太田城は三重県津市安濃町太田にあります。
兵乱の世の中に野盗から村を守るため、村人の要請によって北畠材親は平松六郎兵衛道資を遣わした(平松家系図)とされ、永正年間(1504~21)に築城したと伝わります。
今回は(1)「三重の中世城館」と (2)「改訂版 津の城跡50選」が参考資料です。
太田城の北西2.5kmに長野氏が弘治年間(1555~58)に巨大な安濃城を築く前の時期に北伊勢へ進出した北畠氏の前線基地的な城郭だったのかもしれません。野盗とは長野市や神戸氏のことかも・・・
※安濃城は → こちら
太田城 村の城としては重装備な構造を持つ城郭だが、後世の改変もある
今は幟山と城山の間に切通の道が出来て、巨大な堀切のように見えますが、旧地図で見ると切通道は明治以降のもののようで、古い道は城山の裾を巻くようなルートっだったと思われます。
戦後の空中写真を見ると幟山は山畑になっていた時があったように見え、周囲の土取りも行われているようなので、今見る幟山は往時の姿をとどめていない可能性がありそうです。なお、曲輪名は資料(1)によるものですが、NEWは資料(2)によると近年確認された遺構で資料(1)には載っていませんでした。
※資料(1)の縄張図には幟山と城山しか描かれていなかったため、殿山と屋敷山は遠望しただけでした。
太田城 峠道はア~ア’付近を通っていた可能性がある。Ⅱ-Ⅲの間の切通道は新しい
明治の地図等で見ると、切通道はなくⅡ郭辺りを通る峠道があったようです。Ⅱ郭-Ⅲ郭は一体の曲輪だった可能性が考えられそうです。イ、ウは若宮八幡宮関連の参道などで、整備されていました。
太田城 切通道で分断されたが、幟山(Ⅲ郭)とⅡ郭は一体だった可能性がある。
幟山(Ⅲ郭)とⅡ郭は一体だった可能性がありますが、今は切通道などで削り取られてむきだしになった急崖が目立っていました。往時は切通道あたりに堀切があったことも考えられますが今は確認出来ません。
太田城 参道イを上から見る。切通道を挟んで奥に幟山(Ⅲ郭) 左手手前にⅡ郭
切通道から八幡宮へ登る参道の入口には鳥居があり参道は整備され手すりも付いていました。切通道の工事や土取りで削り取られた急崖が生々しく見えていました。
太田城 城山(Ⅰ郭)下の堀状地形がⅠ郭を巻くように掘られていて見どころ。右手にⅡ郭
城山の南側には城山とⅡ郭の平坦面を断ち切るように堀が半円形に掘られていました。城山の南面の切岸は緩やかで自然地形のように見えました。

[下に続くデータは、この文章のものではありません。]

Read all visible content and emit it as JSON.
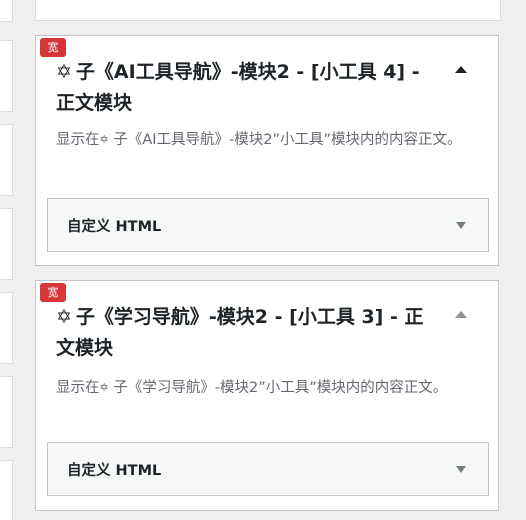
{
  "panels": [
    {
      "badge": "宽",
      "title_icon": "✡",
      "title_text": "子《AI工具导航》-模块2 - [小工具 4] - 正文模块",
      "desc_prefix": "显示在",
      "desc_icon": "✡",
      "desc_text": " 子《AI工具导航》-模块2”小工具”模块内的内容正文。",
      "field_label": "自定义 HTML"
    },
    {
      "badge": "宽",
      "title_icon": "✡",
      "title_text": "子《学习导航》-模块2 - [小工具 3] - 正文模块",
      "desc_prefix": "显示在",
      "desc_icon": "✡",
      "desc_text": " 子《学习导航》-模块2”小工具”模块内的内容正文。",
      "field_label": "自定义 HTML"
    }
  ]
}
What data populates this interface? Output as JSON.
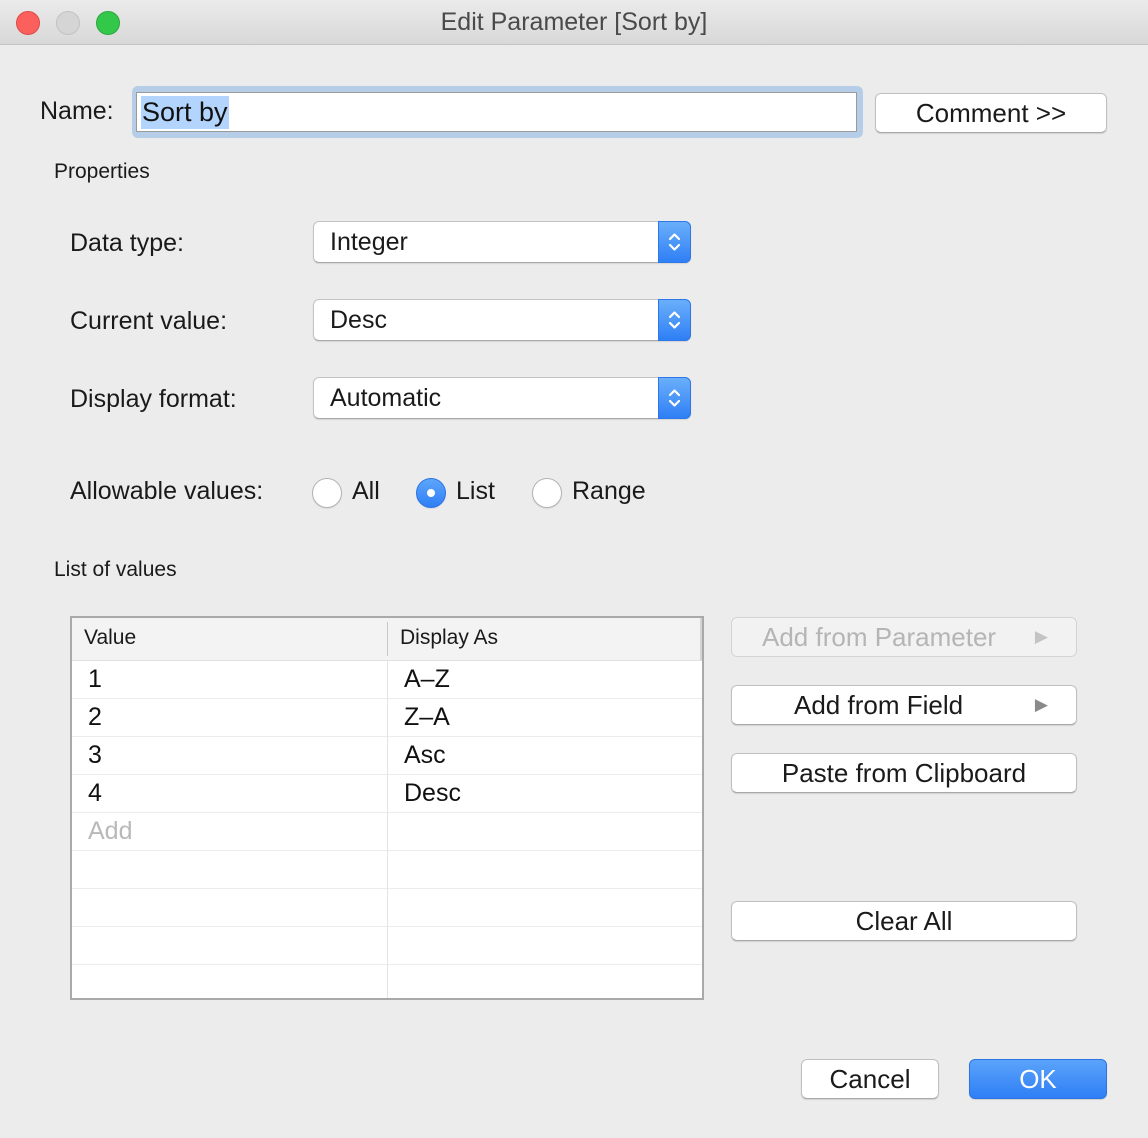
{
  "window": {
    "title": "Edit Parameter [Sort by]"
  },
  "name": {
    "label": "Name:",
    "value": "Sort by",
    "comment_button": "Comment >>"
  },
  "properties": {
    "section_label": "Properties",
    "data_type": {
      "label": "Data type:",
      "value": "Integer"
    },
    "current_value": {
      "label": "Current value:",
      "value": "Desc"
    },
    "display_format": {
      "label": "Display format:",
      "value": "Automatic"
    },
    "allowable_values": {
      "label": "Allowable values:",
      "options": [
        "All",
        "List",
        "Range"
      ],
      "selected": "List"
    }
  },
  "list_of_values": {
    "section_label": "List of values",
    "columns": [
      "Value",
      "Display As"
    ],
    "rows": [
      {
        "value": "1",
        "display": "A–Z"
      },
      {
        "value": "2",
        "display": "Z–A"
      },
      {
        "value": "3",
        "display": "Asc"
      },
      {
        "value": "4",
        "display": "Desc"
      }
    ],
    "add_placeholder": "Add"
  },
  "side_buttons": {
    "add_from_parameter": "Add from Parameter",
    "add_from_field": "Add from Field",
    "paste_from_clipboard": "Paste from Clipboard",
    "clear_all": "Clear All",
    "submenu_arrow": "▶"
  },
  "footer": {
    "cancel": "Cancel",
    "ok": "OK"
  },
  "icons": {
    "close": "close-icon",
    "minimize": "minimize-icon",
    "maximize": "maximize-icon",
    "stepper": "up-down-chevron-icon",
    "submenu": "triangle-right-icon"
  },
  "colors": {
    "accent": "#2f7ff6",
    "window_bg": "#ececec",
    "close": "#fc605c",
    "maximize": "#34c84a",
    "disabled_text": "#b5b5b5",
    "selection": "#b3d4fc"
  }
}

太田城の見どころはこの堀①だと思います。
太田城 城山(Ⅰ郭)には若宮八幡宮が祀られ、村人の参道イが整備されている
Ⅰ郭には目立った遺構が見当たりませんでした。八幡宮造営で改変があったのかもしれません。ただし①の堀状地形がⅠ郭南下に残されていました。ひょっとすると峠道はこの堀跡を利用していたかもしれないと思いましたが、前後の地形の改変がありますので、想像の域を出ません。
太田城 Ⅱ郭東下の駐車スペースから城山方面を見上げる。Ⅰ郭右手に殿山
Ⅱ郭の東辺は道路工事のため削られて荒れた急崖になっていました。この付近での遺構の確認は出来ませんでした。ここに駐車スペースがありました。
太田城 Ⅲ郭には多くの石造物③が祀られている
Ⅲ郭は周囲の改変があるようで、往時の姿を想像するのが難しかったです。平坦面には多数の石造神仏があり、今もお祀りされているようでした。
太田城 Ⅲ郭南端部の土塁地形 改変があるので遺構かどうかの断定は難しい
戦後の空中写真を見ると、Ⅲ郭周辺は山畑になっていたことがあるように見え、周囲は土取りで削られてもいるようです。写真の土塁状地形も、遺構なのか改変によるものかは断定が出来ませんでした。
太田城 屋敷山 南から見る 左手奥にNEWがあるが未見学
城山の西側の平坦面は屋敷山とされます。資料(2)を見ずに出かけたためここからNEWにかけての見学をせずに帰路につきました。
太田城は村の城として残されてきたようですが、村に近接ししていたために後世の改変を受けていました。
※津市内の城址見学には資料(2)の「改訂版 津の城跡50選」
津観光ガイドネット・山城調査プロジェクトチーム編 、伊東印刷(株)出版部発行2016 がおすすめです。